|McALLEN, November 5 - The Rio Grande Valley will never get the state and federal funding it deserves until it votes in as high a percentage as other parts of Texas, says a border congressman.
U.S. Rep. Rubén Hinojosa, a Democrat from Mercedes, pointed to the numbers in his own congressional district to make his case. In the most northerly county in District 15, Guadalupe, the turnout for this year’s general election was 36.25 percent. In contrast, the turnout in the most southerly county in CD 15, Hidalgo, was 25.15 percent.
“We have the registered voters in Hidalgo County. We have over 300,000 voters registered. But, too many of them do not vote. Imagine if 200,000 came out to vote, we would change the state from Red to Blue,” Hinojosa said.
Asked why people in Hidalgo County are more likely to stay at home on Election Day, Hinojosa said: “In my opinion they are not informed properly. They are not given all the facts and the truth. Coming out to vote is what Austin, the state legislature, pays attention to. Voting in big numbers is what Washington, our nation's capital, pays attention to. When we do not vote in high numbers we are not paid attention to.”
One of the non-profit groups that is trying to increase voter turnout in the Valley is AACT Now. The group wants to see the Valley turnout at the same percentage level as the state average. In a presidential year that is 60 percent. In the Valley, in a presidential year, the percentage is about 40 percent.

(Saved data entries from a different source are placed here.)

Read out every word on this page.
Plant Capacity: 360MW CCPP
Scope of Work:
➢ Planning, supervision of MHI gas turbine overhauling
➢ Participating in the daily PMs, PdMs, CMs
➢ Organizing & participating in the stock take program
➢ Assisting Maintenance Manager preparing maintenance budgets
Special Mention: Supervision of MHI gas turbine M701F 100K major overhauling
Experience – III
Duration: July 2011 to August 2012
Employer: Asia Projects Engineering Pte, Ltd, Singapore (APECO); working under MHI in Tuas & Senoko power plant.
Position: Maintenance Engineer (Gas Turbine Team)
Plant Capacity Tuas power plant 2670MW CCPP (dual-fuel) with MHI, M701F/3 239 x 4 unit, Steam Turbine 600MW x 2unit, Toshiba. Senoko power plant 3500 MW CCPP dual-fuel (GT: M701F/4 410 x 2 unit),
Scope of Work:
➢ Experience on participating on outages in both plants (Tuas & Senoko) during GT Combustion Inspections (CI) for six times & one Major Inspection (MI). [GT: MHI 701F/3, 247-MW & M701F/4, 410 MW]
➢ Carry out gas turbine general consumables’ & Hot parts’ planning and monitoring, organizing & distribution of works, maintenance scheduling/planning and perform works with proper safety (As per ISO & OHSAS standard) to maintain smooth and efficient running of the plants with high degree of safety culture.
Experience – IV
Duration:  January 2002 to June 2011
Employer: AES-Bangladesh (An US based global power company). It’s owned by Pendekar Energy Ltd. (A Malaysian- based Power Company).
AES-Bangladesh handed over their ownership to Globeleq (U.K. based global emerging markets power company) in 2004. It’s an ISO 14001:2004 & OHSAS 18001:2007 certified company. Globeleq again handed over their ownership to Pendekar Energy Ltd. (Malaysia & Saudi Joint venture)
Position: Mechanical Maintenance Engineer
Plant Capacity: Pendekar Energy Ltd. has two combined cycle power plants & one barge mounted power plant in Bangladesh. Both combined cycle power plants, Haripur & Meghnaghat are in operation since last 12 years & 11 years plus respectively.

In what was a bad day for Democrats across the nation and the state, Hinojosa comfortably beat his Republican opponent, Eddie Zamora. Hinojosa picked up roughly 54 percent of the vote while Zamora picked up roughly 44 percent. The Libertarian candidate, Johnny Partain picked up the remaining percentage.
Congressional District 15 comprises part of Hidalgo County and all of Brooks, Duval, Guadalupe, Jim Hogg, Karnes, Live Oak and Wilson counties.
Hinojosa owes his victory to the early vote, primarily coming out of Hidalgo County. On Election Day, Zamora narrowly beat Hinojosa in the counties where voting totals have been announced. The totals for Brooks County had not been posted on the Secretary of State’s website at press time.
Asked what the top issues had been in his campaign, Hinojosa said: “The biggest concern has been jobs, the creation of good paying jobs in our country.” Hinojosa said good jobs are created by investing in education because the better trained a workforce is, the more likely companies with high paying jobs will move to a region.
“In the Valley we have invested in education, from early start for three and four year olds, all the way through graduation of high school and on to community colleges and then to the university.” He said the results have been extraordinary.
“The Rio Grande Valley has grown from about 600,000 people 20 years ago to what is now 1.5 million. Why, because we are investing in the education. We are raising the level of education attainment and consequently employers are coming to this area, which has an average age of 26 as compared to the national average of 36 years of age,” Hinojosa said.
“It is a young population, many are computer literate, many are very, very, smart and are being trained in vocational technical training so they can get jobs in the areas of allied health and energy, in the areas of manufacturing and information technology. This is an area that is the fourth fastest growing in the whole country. And so, as a member of Congress on the educational committee, as senior as I am, it is my opinion that we must continue that kind of investment by the federal, state and local taxpayers. Those are the things I hear at our town hall meetings and what I hear when I speak to people coming out of the polls.”
Hinojosa added: “We need to send a clear message to Austin and to Washington that the Rio Grande Valley must be listened to and that they must continue to invest in the areas that are so important, such as a trained workforce, through the Department of Labor, through the Department of Education.”